Tireless Readers Those Bots
September 18, 2020
AI bots do marvelous things such as facial recognition, document analysis, and creating false videos of world leaders singing pop songs. AI bots, however, are only as smart as they are programmed. The MIT Technology Review shares how smart AI bots are in the article, “This Know-It-All AI Learns By Reading The Entire Web Nonstop.”
Most AI bots are good at consuming and regurgitating information, but lack the knowledge to interpret the content. If AI is going to be more integral in society, algorithms need to be smarter and also trustworthy. Diffbot is supposed to be different from its brethren, because it is designed to be factual.
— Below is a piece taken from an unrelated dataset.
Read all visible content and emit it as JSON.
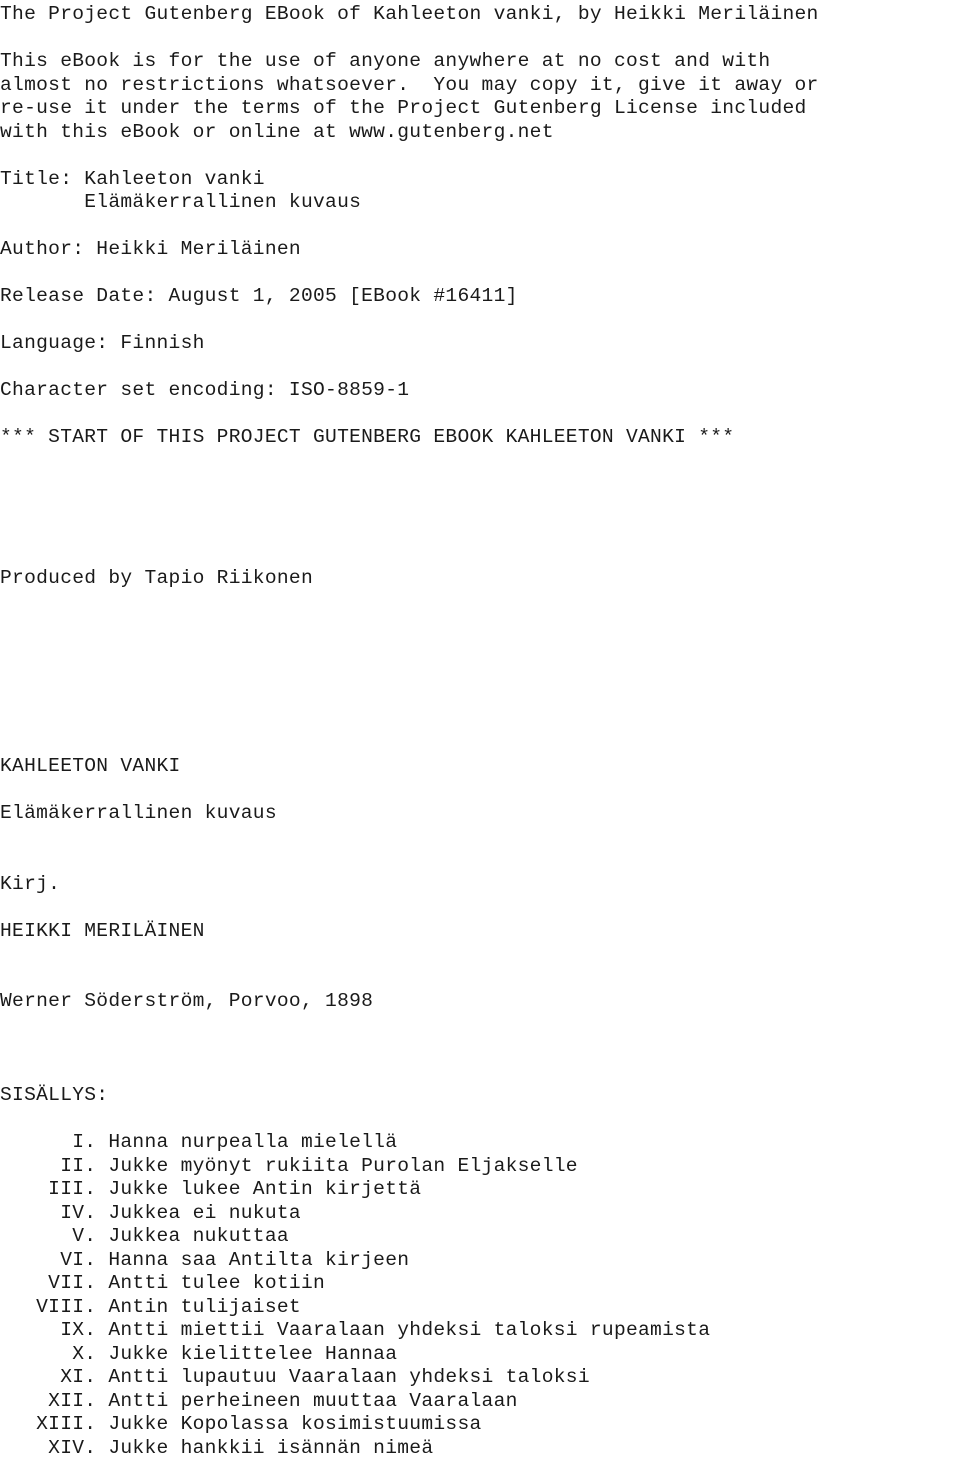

Diffbot reads everything on the public Internet in multiple languages and extracts as many facts as possible. It sounds like Diffbot know how to double and triple check facts.
Diffbot takes the facts and transforms them into a three part factoid that relates the information together: subject, verb, object. Each factoid interconnects and forms an interconnected knowledge graph of facts. Knowledge graphs have been used for years and are the basis for the semantic web. Google implemented knowledge graphs a few years ago, but only uses them for popular search terms. Diffbot wants to make knowledge graphs for everything on the Internet. How does Diffbot read everything?
“To collect its facts, Diffbot’s AI reads the web as a human would—but much faster. Using a super-charged version of the Chrome browser, the AI views the raw pixels of a web page and uses image-recognition algorithms to categorize the page as one of 20 different types, including video, image, article, event, and discussion thread. It then identifies key elements on the page, such as headline, author, product description, or price, and uses NLP to extract facts from any text.
Every three-part factoid gets added to the knowledge graph. Diffbot extracts facts from pages written in any language, which means that it can answer queries about Katy Perry, say, using facts taken from articles in Chinese or Arabic even if they do not contain the term ‘Katy Perry.’”
Diffbot rebuilds its knowledge graph every four to five days by adding 100 million to 150 million entities each month. Machine learning allows Diffbot to merge old information with new. Diffbot must also add new hardware as the knowledge graph grows.
Diffbot is currently used by DuckDuckGo to make Google-like boxes, Snapchat uses it to feeds its news pages, Adidas and Nike use it to track counterfeit shoes, and Zola uses it to assist people making wedding lists. For the moment, Diffbot only interacts with people in code, but the plan is to make it a universal factoid question answering system.
That sounds familiar, doesn’t it?
Whitney Grace, September 18, 2020